What we do know is that this issue has moved closer to acceptance than rejection in recent years on a national level. What we do know is that colleges and universities which have to admit students regardless of race, creed, color, national origin or sexual preference, support it.
At the least, Indiana has to acknowledge the legal relationship of couples in civil unions, particularly if couples are legally united in other states. There are legal reasons for this that affect a number of aspects of our lives, including estate planning. In the big picture, Hoosiers will have to ask themselves if endorsing marriage in any form, between any two people, is a bad thing even if it is in a monogamous, same-sex relationship, or if it is an exclusive thing.
It is interesting to note that a former assistant girls basketball coach at Logansport High School, Stephanie White, went on record supporting same-sex marriage. White, like many gay or lesbian Americans, is not only in a same-sex relationship, but parenting children. She is a color analyst for the Indiana Fever in the WNBA and travels to other WNBA cities in states where same-sex marriage is permitted.

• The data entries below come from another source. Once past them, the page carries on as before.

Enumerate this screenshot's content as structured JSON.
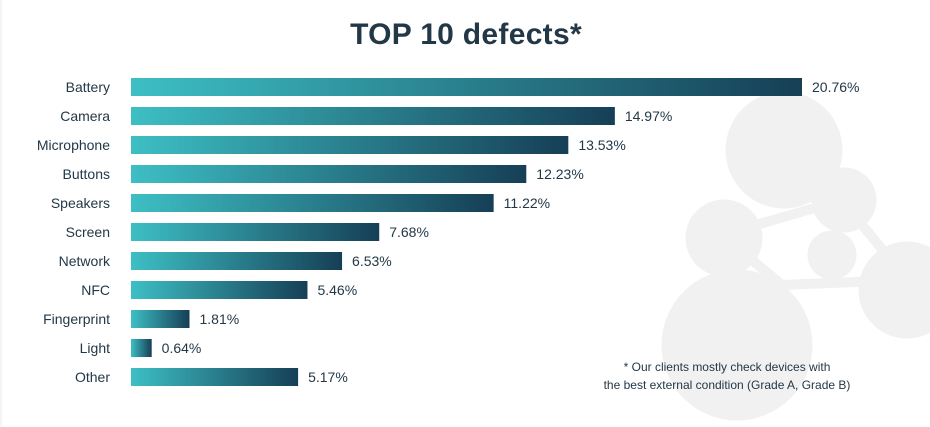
{
  "chart_data": {
    "type": "bar",
    "orientation": "horizontal",
    "title": "TOP 10 defects*",
    "categories": [
      "Battery",
      "Camera",
      "Microphone",
      "Buttons",
      "Speakers",
      "Screen",
      "Network",
      "NFC",
      "Fingerprint",
      "Light",
      "Other"
    ],
    "values": [
      20.76,
      14.97,
      13.53,
      12.23,
      11.22,
      7.68,
      6.53,
      5.46,
      1.81,
      0.64,
      5.17
    ],
    "value_labels": [
      "20.76%",
      "14.97%",
      "13.53%",
      "12.23%",
      "11.22%",
      "7.68%",
      "6.53%",
      "5.46%",
      "1.81%",
      "0.64%",
      "5.17%"
    ],
    "xlim": [
      0,
      20.76
    ],
    "xlabel": "",
    "ylabel": "",
    "grid": false,
    "colors": {
      "bar_start": "#3dbfc4",
      "bar_end": "#163f56",
      "text": "#233847"
    },
    "footnote": [
      "* Our clients mostly check devices with",
      "the best external condition (Grade A, Grade B)"
    ]
  }
}
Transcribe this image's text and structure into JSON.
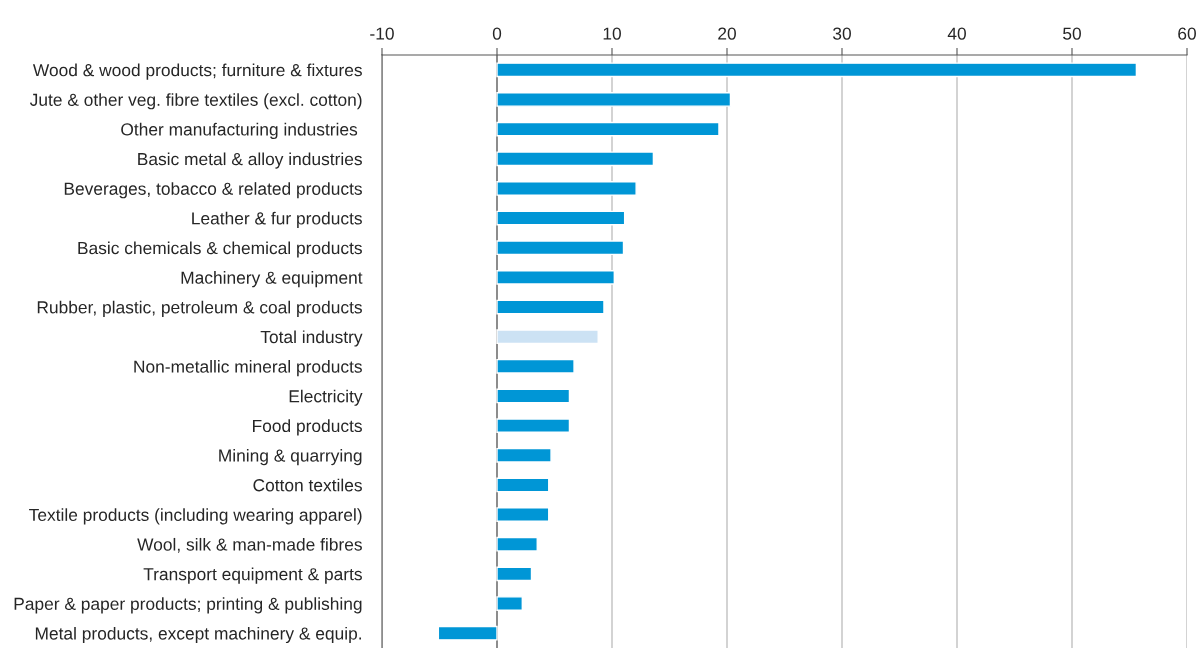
{
  "chart_data": {
    "type": "bar",
    "orientation": "horizontal",
    "categories": [
      "Wood & wood products; furniture & fixtures",
      "Jute & other veg. fibre textiles (excl. cotton)",
      "Other manufacturing industries ",
      "Basic metal & alloy industries",
      "Beverages, tobacco & related products",
      "Leather & fur products",
      "Basic chemicals & chemical products",
      "Machinery & equipment",
      "Rubber, plastic, petroleum & coal products",
      "Total industry",
      "Non-metallic mineral products",
      "Electricity",
      "Food products",
      "Mining & quarrying",
      "Cotton textiles",
      "Textile products (including wearing apparel)",
      "Wool, silk & man-made fibres",
      "Transport equipment & parts",
      "Paper & paper products; printing & publishing",
      "Metal products, except machinery & equip."
    ],
    "values": [
      55.6,
      20.3,
      19.3,
      13.6,
      12.1,
      11.1,
      11.0,
      10.2,
      9.3,
      8.8,
      6.7,
      6.3,
      6.3,
      4.7,
      4.5,
      4.5,
      3.5,
      3.0,
      2.2,
      -5.1
    ],
    "colors": [
      "#0096d6",
      "#0096d6",
      "#0096d6",
      "#0096d6",
      "#0096d6",
      "#0096d6",
      "#0096d6",
      "#0096d6",
      "#0096d6",
      "#cce2f4",
      "#0096d6",
      "#0096d6",
      "#0096d6",
      "#0096d6",
      "#0096d6",
      "#0096d6",
      "#0096d6",
      "#0096d6",
      "#0096d6",
      "#0096d6"
    ],
    "xlim": [
      -10,
      60
    ],
    "xticks": [
      -10,
      0,
      10,
      20,
      30,
      40,
      50,
      60
    ],
    "grid": "x"
  }
}
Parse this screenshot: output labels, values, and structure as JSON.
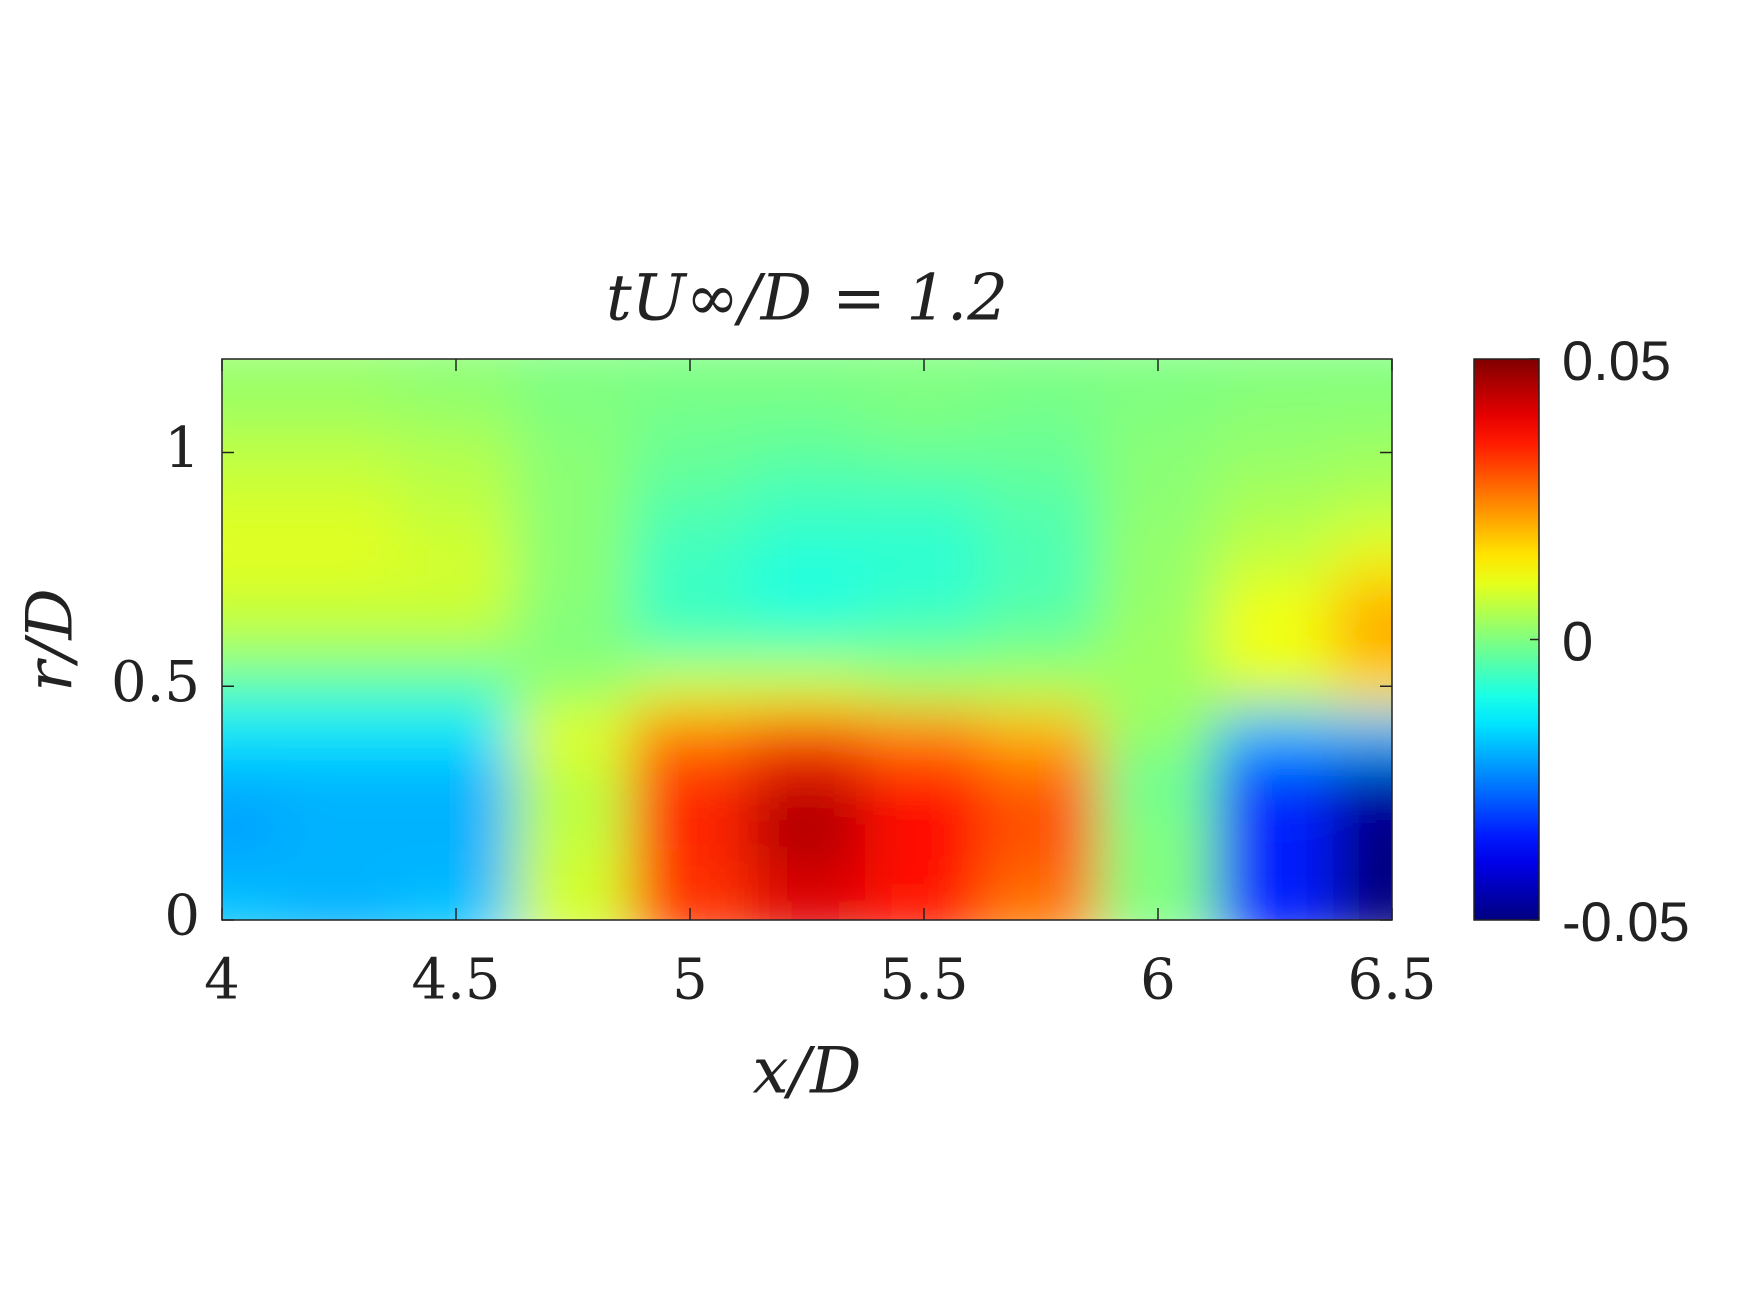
{
  "chart_data": {
    "type": "heatmap",
    "title": "tU∞/D = 1.2",
    "xlabel": "x/D",
    "ylabel": "r/D",
    "colormap": "jet",
    "x": [
      4,
      4.25,
      4.5,
      4.75,
      5,
      5.25,
      5.5,
      5.75,
      6,
      6.25,
      6.5
    ],
    "y": [
      0,
      0.1,
      0.2,
      0.3,
      0.4,
      0.5,
      0.6,
      0.7,
      0.8,
      0.9,
      1.0,
      1.1,
      1.2
    ],
    "values": [
      [
        -0.018,
        -0.02,
        -0.018,
        0.008,
        0.032,
        0.04,
        0.035,
        0.025,
        0,
        -0.035,
        -0.05
      ],
      [
        -0.02,
        -0.02,
        -0.02,
        0.008,
        0.033,
        0.042,
        0.036,
        0.028,
        0,
        -0.035,
        -0.05
      ],
      [
        -0.022,
        -0.02,
        -0.02,
        0.006,
        0.034,
        0.046,
        0.037,
        0.03,
        0,
        -0.035,
        -0.05
      ],
      [
        -0.02,
        -0.02,
        -0.02,
        0.006,
        0.033,
        0.042,
        0.034,
        0.028,
        -0.002,
        -0.032,
        -0.045
      ],
      [
        -0.015,
        -0.015,
        -0.015,
        0.01,
        0.025,
        0.03,
        0.025,
        0.02,
        0.002,
        -0.02,
        -0.02
      ],
      [
        -0.005,
        -0.005,
        -0.005,
        0.002,
        0.008,
        0.008,
        0.005,
        0.005,
        0.003,
        0.008,
        0.015
      ],
      [
        0.005,
        0.005,
        0.005,
        0,
        -0.005,
        -0.005,
        -0.004,
        -0.002,
        0.003,
        0.012,
        0.022
      ],
      [
        0.008,
        0.008,
        0.008,
        0.001,
        -0.007,
        -0.01,
        -0.008,
        -0.005,
        0.002,
        0.01,
        0.018
      ],
      [
        0.01,
        0.01,
        0.008,
        0.001,
        -0.006,
        -0.008,
        -0.008,
        -0.005,
        0.002,
        0.006,
        0.01
      ],
      [
        0.008,
        0.008,
        0.006,
        0.001,
        -0.004,
        -0.006,
        -0.006,
        -0.004,
        0.001,
        0.004,
        0.005
      ],
      [
        0.006,
        0.006,
        0.005,
        0.001,
        -0.002,
        -0.003,
        -0.002,
        -0.002,
        0.001,
        0.002,
        0.003
      ],
      [
        0.003,
        0.003,
        0.002,
        0,
        -0.001,
        -0.001,
        0,
        -0.001,
        0,
        0.001,
        0.001
      ],
      [
        0.002,
        0.002,
        0.001,
        0,
        0,
        0,
        0,
        0,
        0,
        0,
        0
      ]
    ],
    "xlim": [
      4,
      6.5
    ],
    "ylim": [
      0,
      1.2
    ],
    "xticks": [
      4,
      4.5,
      5,
      5.5,
      6,
      6.5
    ],
    "yticks": [
      0,
      0.5,
      1
    ],
    "clim": [
      -0.05,
      0.05
    ],
    "colorbar_ticks": [
      -0.05,
      0,
      0.05
    ]
  }
}
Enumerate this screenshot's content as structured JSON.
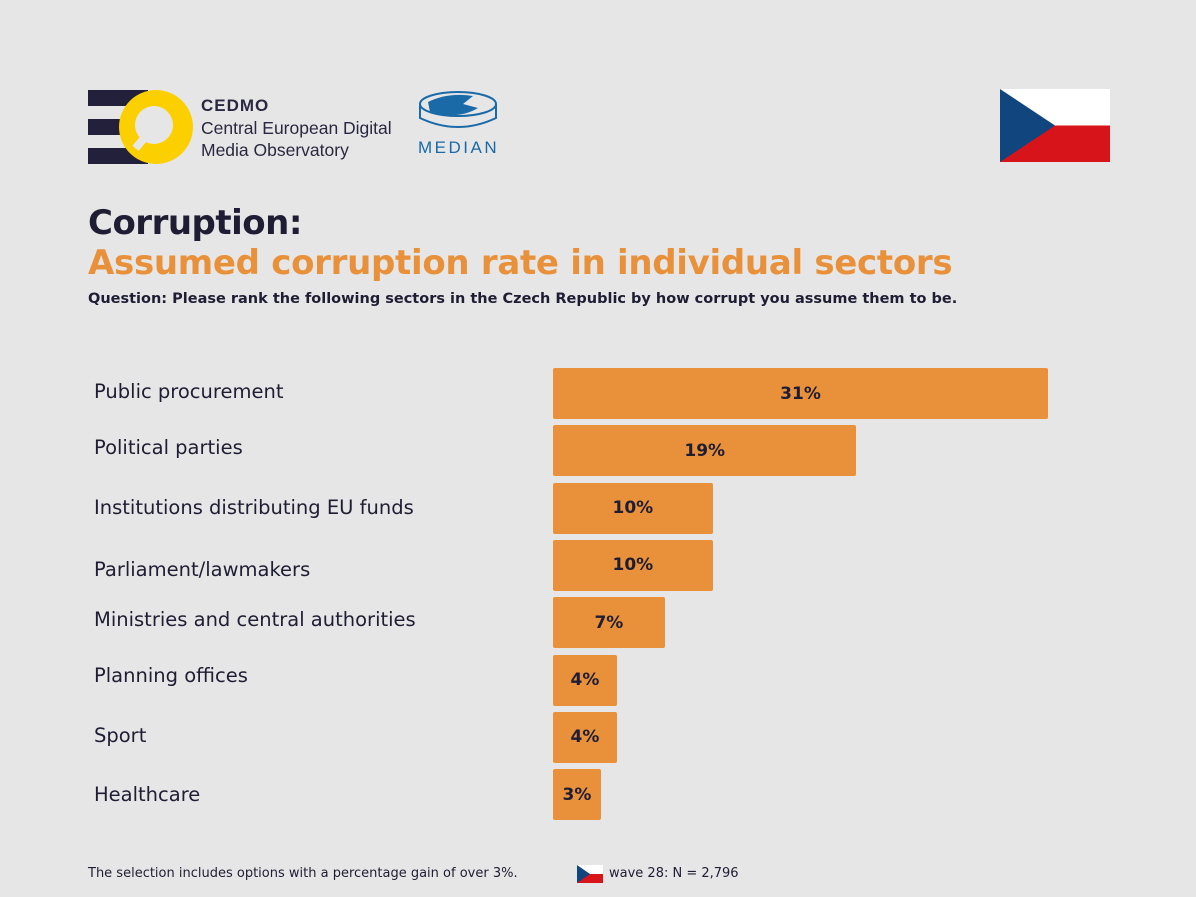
{
  "header": {
    "logo_name": "CEDMO",
    "logo_line1": "Central European Digital",
    "logo_line2": "Media Observatory",
    "partner": "MEDIAN"
  },
  "title": "Corruption:",
  "subtitle": "Assumed corruption rate in individual sectors",
  "question": "Question: Please rank the following sectors in the Czech Republic by how corrupt you assume them to be.",
  "footer": {
    "note": "The selection includes options with a percentage gain of over 3%.",
    "wave": "wave 28: N = 2,796"
  },
  "colors": {
    "bar": "#e8913a",
    "title": "#1f1d33",
    "accent": "#e8913a"
  },
  "chart_data": {
    "type": "bar",
    "orientation": "horizontal",
    "categories": [
      "Public procurement",
      "Political parties",
      "Institutions distributing EU funds",
      "Parliament/lawmakers",
      "Ministries and central authorities",
      "Planning offices",
      "Sport",
      "Healthcare"
    ],
    "values": [
      31,
      19,
      10,
      10,
      7,
      4,
      4,
      3
    ],
    "labels": [
      "31%",
      "19%",
      "10%",
      "10%",
      "7%",
      "4%",
      "4%",
      "3%"
    ],
    "unit": "%"
  }
}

It wasn’t that long ago that a NBA player stepped forward to admit that he was gay. Just this week, a University of Missouri defensive lineman who was the Southeast Conference Defensive Player of the Year announced he is gay.
In fact, this is not a Democrat, Republican or independent issue. It’s an Indiana issue that will be decided for now by a Legislature and governor of the same party, the Republican Party. It would be a false generalization to say that all Republicans are straight or that all gay and lesbian Americans are Democrats or independents. Fundamentally, it is an issue that really is less about what people practice religiously in their faith and more about the concept of adopting a law that in any way denies rights to a certain segment of our population who are otherwise law-abiding, taxpaying citizens.
What may the most accurate statement at this point in the legislative process is that legislators aren’t sure where they are with the issue, and that may reflect where the electorate is, too.